# Tire removal



## milardo (Dec 20, 2019)

I have a Cub Cadet 524. One of the tires has lost its seal and is deflated. I removed the bolt to remove the tire but the tire wont budge. Is there a trick to removing the wheel? Or do I need to use more muscle and tap it off? Any help would be appreciated.


----------



## Tony P. (Jan 9, 2017)

Try tapping it from the inside - out with a mallet. The trick is in making certain it doesn't happen again. Lubricate it annually with a quality grease. I suggest lithium complex and prefer Valvoline Full Synthetic Moly Fortified. Before greasing use a wire brush or sandpaper to remove any rust or imperfections on the axle.


----------



## Oneacer (Jan 3, 2011)

Spray a penetrating oil in-between the rim and the axle. Once wheel is repaired, put some NeverSeize on the axle, and any keyways if there are any, after wiping away any rust with a fine emery cloth. That way it will be much easier to get the wheel off in the future.

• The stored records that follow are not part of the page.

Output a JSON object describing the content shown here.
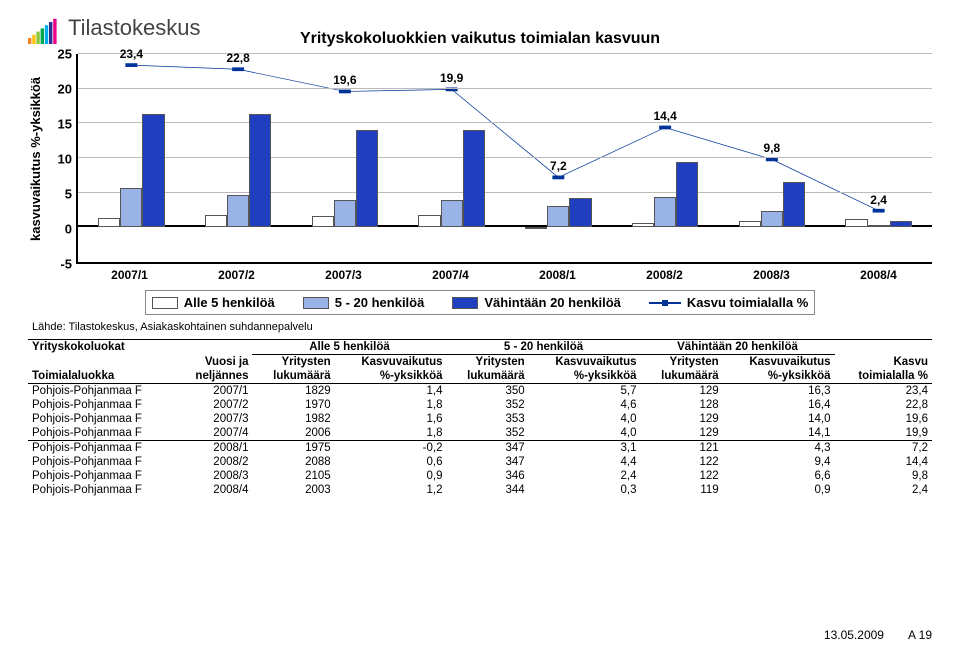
{
  "logo_text": "Tilastokeskus",
  "logo_colors": [
    "#f58220",
    "#ffc20e",
    "#8cc63f",
    "#00a651",
    "#00aeef",
    "#2e3192",
    "#ec008c"
  ],
  "chart": {
    "title": "Yrityskokoluokkien vaikutus toimialan kasvuun",
    "y_label": "kasvuvaikutus %-yksikköä",
    "ylim_min": -5,
    "ylim_max": 25,
    "y_step": 5,
    "categories": [
      "2007/1",
      "2007/2",
      "2007/3",
      "2007/4",
      "2008/1",
      "2008/2",
      "2008/3",
      "2008/4"
    ],
    "series": [
      {
        "name": "Alle 5 henkilöä",
        "color": "#ffffff",
        "values": [
          1.4,
          1.8,
          1.6,
          1.8,
          -0.2,
          0.6,
          0.9,
          1.2
        ]
      },
      {
        "name": "5 - 20 henkilöä",
        "color": "#99b3e6",
        "values": [
          5.7,
          4.6,
          4.0,
          4.0,
          3.1,
          4.4,
          2.4,
          0.3
        ]
      },
      {
        "name": "Vähintään 20 henkilöä",
        "color": "#1f3fbf",
        "values": [
          16.3,
          16.4,
          14.0,
          14.1,
          4.3,
          9.4,
          6.6,
          0.9
        ]
      }
    ],
    "line_series": {
      "name": "Kasvu toimialalla %",
      "color": "#003399",
      "values": [
        23.4,
        22.8,
        19.6,
        19.9,
        7.2,
        14.4,
        9.8,
        2.4
      ],
      "labels": [
        "23,4",
        "22,8",
        "19,6",
        "19,9",
        "7,2",
        "14,4",
        "9,8",
        "2,4"
      ]
    },
    "bar_group_width_pct": 9,
    "bar_width_pct": 2.6
  },
  "legend": {
    "items": [
      {
        "label": "Alle 5 henkilöä",
        "color": "#ffffff",
        "type": "box"
      },
      {
        "label": "5 - 20 henkilöä",
        "color": "#99b3e6",
        "type": "box"
      },
      {
        "label": "Vähintään 20 henkilöä",
        "color": "#1f3fbf",
        "type": "box"
      },
      {
        "label": "Kasvu toimialalla %",
        "color": "#003399",
        "type": "line"
      }
    ]
  },
  "source_line": "Lähde: Tilastokeskus, Asiakaskohtainen suhdannepalvelu",
  "table": {
    "col_group_titles": [
      "Alle 5 henkilöä",
      "5 - 20 henkilöä",
      "Vähintään 20 henkilöä"
    ],
    "header_row1_left1": "Yrityskokoluokat",
    "header_row2_left1": "Toimialaluokka",
    "header_row1_left2": "Vuosi ja",
    "header_row2_left2": "neljännes",
    "sub_cols": [
      "Yritysten",
      "Kasvuvaikutus"
    ],
    "sub_cols2": [
      "lukumäärä",
      "%-yksikköä"
    ],
    "last_col1": "Kasvu",
    "last_col2": "toimialalla %",
    "rows": [
      [
        "Pohjois-Pohjanmaa F",
        "2007/1",
        "1829",
        "1,4",
        "350",
        "5,7",
        "129",
        "16,3",
        "23,4"
      ],
      [
        "Pohjois-Pohjanmaa F",
        "2007/2",
        "1970",
        "1,8",
        "352",
        "4,6",
        "128",
        "16,4",
        "22,8"
      ],
      [
        "Pohjois-Pohjanmaa F",
        "2007/3",
        "1982",
        "1,6",
        "353",
        "4,0",
        "129",
        "14,0",
        "19,6"
      ],
      [
        "Pohjois-Pohjanmaa F",
        "2007/4",
        "2006",
        "1,8",
        "352",
        "4,0",
        "129",
        "14,1",
        "19,9"
      ],
      [
        "Pohjois-Pohjanmaa F",
        "2008/1",
        "1975",
        "-0,2",
        "347",
        "3,1",
        "121",
        "4,3",
        "7,2"
      ],
      [
        "Pohjois-Pohjanmaa F",
        "2008/2",
        "2088",
        "0,6",
        "347",
        "4,4",
        "122",
        "9,4",
        "14,4"
      ],
      [
        "Pohjois-Pohjanmaa F",
        "2008/3",
        "2105",
        "0,9",
        "346",
        "2,4",
        "122",
        "6,6",
        "9,8"
      ],
      [
        "Pohjois-Pohjanmaa F",
        "2008/4",
        "2003",
        "1,2",
        "344",
        "0,3",
        "119",
        "0,9",
        "2,4"
      ]
    ]
  },
  "footer": {
    "date": "13.05.2009",
    "page": "A 19"
  }
}
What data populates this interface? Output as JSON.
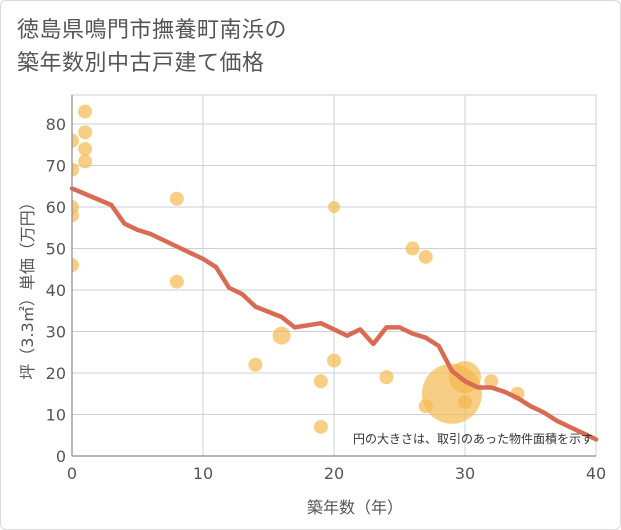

FWIW, having one of those mini-tire changers is a game changer, like the one from Harbor Freight, as I have. I do this tire stuff often, but even if you don't, chip in with other family members, and it is often cheaper when you use a 20% off coupon. That would only be a few dollars each, and well worth it.

https://www.harborfreight.com/mini-tire-changer-61179.html


----------



## db130 (Feb 16, 2013)

If the tire itself is good but it has come off the rim, you could try putting a ratcheting strap on the tire to reinflate it:






There's also the starting fluid method:






I used methods #2 and #3 to install new tires on my Bolens 824 as the rims are frozen to the axle. I'd highly recommend draining the fuel from your snowblower before you try using method #2.


----------



## penna stogey (Nov 25, 2019)

First post needs a hearty welcome, Hearty welcome from the Burg!


----------